Both the above arguments (however informal they may be) convince me that the Dirac delta distribution has some likeness to a traditional function.
Is there a book/lecture that would allow me to view all distributions as generalizations of functions? Thank you all in advance.
Every locally integrable fucntion on $\Bbb{R}^n$ induces a distribution on $\Bbb{R}^n$ via integration: i.e we have an injective linear mapping $\iota:L^1_{\text{loc}}(\Bbb{R}^n)\to\mathcal{D}'(\Bbb{R}^n)$, given by taking $[\iota(f)](\phi):=\int_{\Bbb{R}^n}f(x)\phi(x)\,dx$. Note that this mapping $\iota$ is merely an injection, not a surjection (case in point the dirac delta $\delta$ is not in the image of $\iota$). What this says is that every locally integrable function gives rise to a unique distribution, but not every distribution arises form a locally integrable function. So, the fact that we only have an injective, but not surjective mapping is why the concept of a distribution is a strict generalization of the concept of a locally integrable function.
I'm not sure what you mean by $\delta$ has some likeness to a traditional function. It can be expressed as a limit (with respect to the weak* topology on $\mathcal{D}'(\Bbb{R}^n)$, as opposed to pointwise convergence) of locally integrable functions, but why should this mean that $\delta$ ought to be/behave like a usual function?
Just because a bunch of quantities behave a certain way, why should we expect that a "limiting object" ought to behave in the same way?
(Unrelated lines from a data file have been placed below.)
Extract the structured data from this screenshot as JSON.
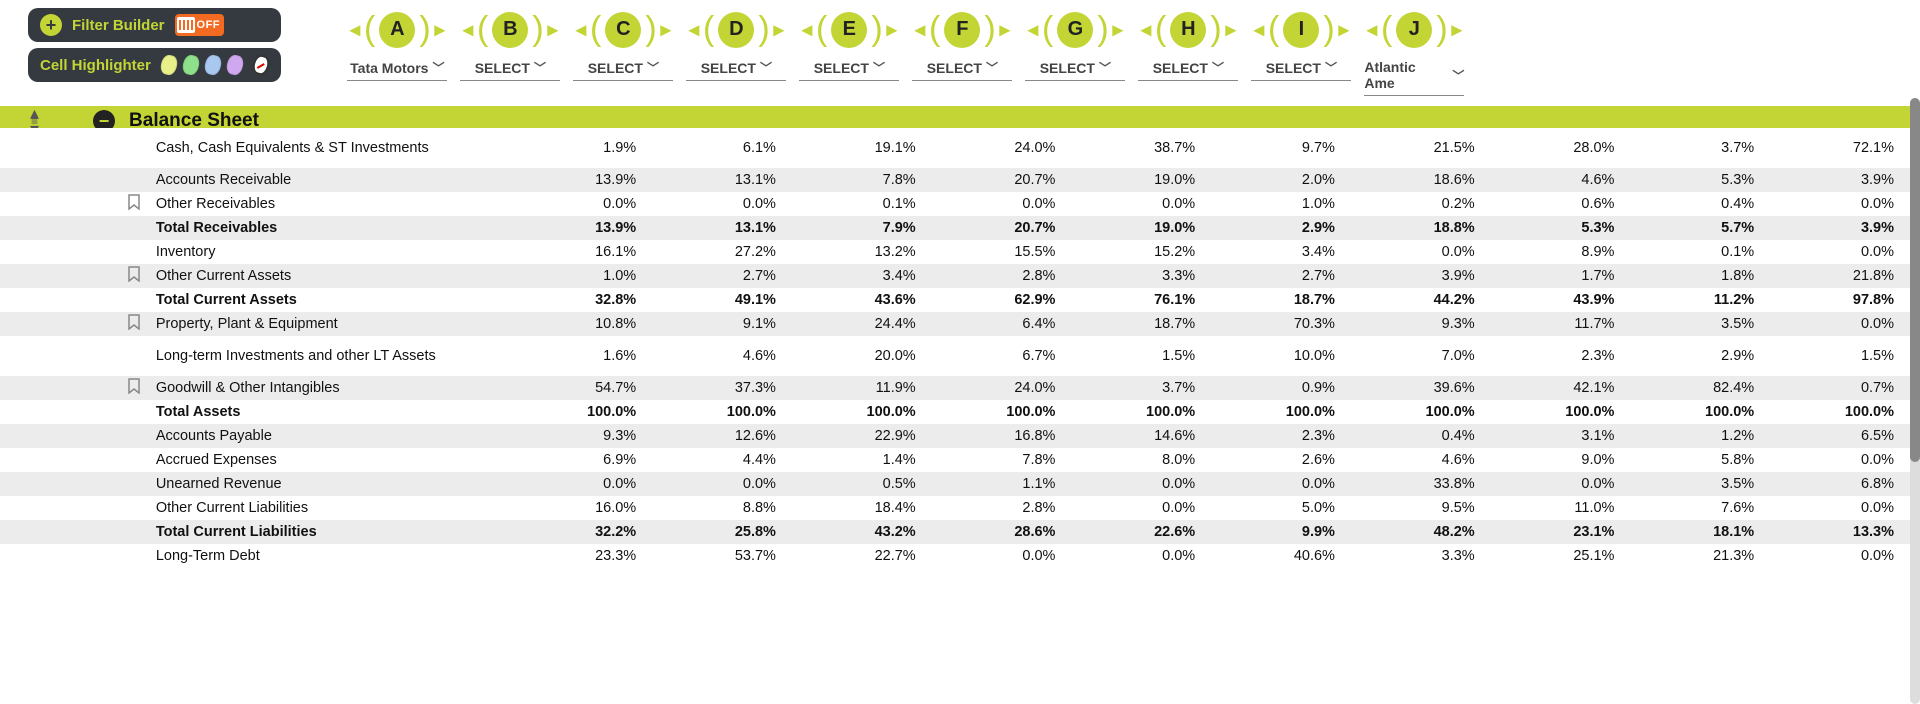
{
  "toolbar": {
    "filter_builder_label": "Filter Builder",
    "off_label": "OFF",
    "cell_highlighter_label": "Cell Highlighter",
    "highlighter_colors": [
      "#e8f08a",
      "#8ee08a",
      "#a8c8f0",
      "#d0a8f0"
    ]
  },
  "columns": [
    {
      "letter": "A",
      "select_label": "Tata Motors"
    },
    {
      "letter": "B",
      "select_label": "SELECT"
    },
    {
      "letter": "C",
      "select_label": "SELECT"
    },
    {
      "letter": "D",
      "select_label": "SELECT"
    },
    {
      "letter": "E",
      "select_label": "SELECT"
    },
    {
      "letter": "F",
      "select_label": "SELECT"
    },
    {
      "letter": "G",
      "select_label": "SELECT"
    },
    {
      "letter": "H",
      "select_label": "SELECT"
    },
    {
      "letter": "I",
      "select_label": "SELECT"
    },
    {
      "letter": "J",
      "select_label": "Atlantic Ame"
    }
  ],
  "section": {
    "title": "Balance Sheet"
  },
  "rows": [
    {
      "label": "Cash, Cash Equivalents & ST Investments",
      "tall": true,
      "bookmark": false,
      "bold": false,
      "values": [
        "1.9%",
        "6.1%",
        "19.1%",
        "24.0%",
        "38.7%",
        "9.7%",
        "21.5%",
        "28.0%",
        "3.7%",
        "72.1%"
      ]
    },
    {
      "label": "Accounts Receivable",
      "bookmark": false,
      "bold": false,
      "values": [
        "13.9%",
        "13.1%",
        "7.8%",
        "20.7%",
        "19.0%",
        "2.0%",
        "18.6%",
        "4.6%",
        "5.3%",
        "3.9%"
      ]
    },
    {
      "label": "Other Receivables",
      "bookmark": true,
      "bold": false,
      "values": [
        "0.0%",
        "0.0%",
        "0.1%",
        "0.0%",
        "0.0%",
        "1.0%",
        "0.2%",
        "0.6%",
        "0.4%",
        "0.0%"
      ]
    },
    {
      "label": "Total Receivables",
      "bookmark": false,
      "bold": true,
      "values": [
        "13.9%",
        "13.1%",
        "7.9%",
        "20.7%",
        "19.0%",
        "2.9%",
        "18.8%",
        "5.3%",
        "5.7%",
        "3.9%"
      ]
    },
    {
      "label": "Inventory",
      "bookmark": false,
      "bold": false,
      "values": [
        "16.1%",
        "27.2%",
        "13.2%",
        "15.5%",
        "15.2%",
        "3.4%",
        "0.0%",
        "8.9%",
        "0.1%",
        "0.0%"
      ]
    },
    {
      "label": "Other Current Assets",
      "bookmark": true,
      "bold": false,
      "values": [
        "1.0%",
        "2.7%",
        "3.4%",
        "2.8%",
        "3.3%",
        "2.7%",
        "3.9%",
        "1.7%",
        "1.8%",
        "21.8%"
      ]
    },
    {
      "label": "Total Current Assets",
      "bookmark": false,
      "bold": true,
      "values": [
        "32.8%",
        "49.1%",
        "43.6%",
        "62.9%",
        "76.1%",
        "18.7%",
        "44.2%",
        "43.9%",
        "11.2%",
        "97.8%"
      ]
    },
    {
      "label": "Property, Plant & Equipment",
      "bookmark": true,
      "bold": false,
      "values": [
        "10.8%",
        "9.1%",
        "24.4%",
        "6.4%",
        "18.7%",
        "70.3%",
        "9.3%",
        "11.7%",
        "3.5%",
        "0.0%"
      ]
    },
    {
      "label": "Long-term Investments and other LT Assets",
      "tall": true,
      "bookmark": false,
      "bold": false,
      "values": [
        "1.6%",
        "4.6%",
        "20.0%",
        "6.7%",
        "1.5%",
        "10.0%",
        "7.0%",
        "2.3%",
        "2.9%",
        "1.5%"
      ]
    },
    {
      "label": "Goodwill & Other Intangibles",
      "bookmark": true,
      "bold": false,
      "values": [
        "54.7%",
        "37.3%",
        "11.9%",
        "24.0%",
        "3.7%",
        "0.9%",
        "39.6%",
        "42.1%",
        "82.4%",
        "0.7%"
      ]
    },
    {
      "label": "Total Assets",
      "bookmark": false,
      "bold": true,
      "values": [
        "100.0%",
        "100.0%",
        "100.0%",
        "100.0%",
        "100.0%",
        "100.0%",
        "100.0%",
        "100.0%",
        "100.0%",
        "100.0%"
      ]
    },
    {
      "label": "Accounts Payable",
      "bookmark": false,
      "bold": false,
      "values": [
        "9.3%",
        "12.6%",
        "22.9%",
        "16.8%",
        "14.6%",
        "2.3%",
        "0.4%",
        "3.1%",
        "1.2%",
        "6.5%"
      ]
    },
    {
      "label": "Accrued Expenses",
      "bookmark": false,
      "bold": false,
      "values": [
        "6.9%",
        "4.4%",
        "1.4%",
        "7.8%",
        "8.0%",
        "2.6%",
        "4.6%",
        "9.0%",
        "5.8%",
        "0.0%"
      ]
    },
    {
      "label": "Unearned Revenue",
      "bookmark": false,
      "bold": false,
      "values": [
        "0.0%",
        "0.0%",
        "0.5%",
        "1.1%",
        "0.0%",
        "0.0%",
        "33.8%",
        "0.0%",
        "3.5%",
        "6.8%"
      ]
    },
    {
      "label": "Other Current Liabilities",
      "bookmark": false,
      "bold": false,
      "values": [
        "16.0%",
        "8.8%",
        "18.4%",
        "2.8%",
        "0.0%",
        "5.0%",
        "9.5%",
        "11.0%",
        "7.6%",
        "0.0%"
      ]
    },
    {
      "label": "Total Current Liabilities",
      "bookmark": false,
      "bold": true,
      "values": [
        "32.2%",
        "25.8%",
        "43.2%",
        "28.6%",
        "22.6%",
        "9.9%",
        "48.2%",
        "23.1%",
        "18.1%",
        "13.3%"
      ]
    },
    {
      "label": "Long-Term Debt",
      "bookmark": false,
      "bold": false,
      "values": [
        "23.3%",
        "53.7%",
        "22.7%",
        "0.0%",
        "0.0%",
        "40.6%",
        "3.3%",
        "25.1%",
        "21.3%",
        "0.0%"
      ]
    }
  ],
  "colors": {
    "accent": "#c3d535",
    "toolbar_bg": "#353a40",
    "toggle_bg": "#f36a21",
    "row_alt": "#ececec"
  }
}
For example, not every limit of rational numbers is again a rational number.
For motivating the definition of a distribution as a continuous linear functional on the space $\mathcal{D}(\Bbb{R}^n)$ of test functions, I found Amann and Escher's Analysis Volume III very helpful. Take a look at pages 177-179, and just read the text, and skip all the theorems if you wish on a first reading. The motivation for distributions as "measurement devices" was a very helpful analogy for me.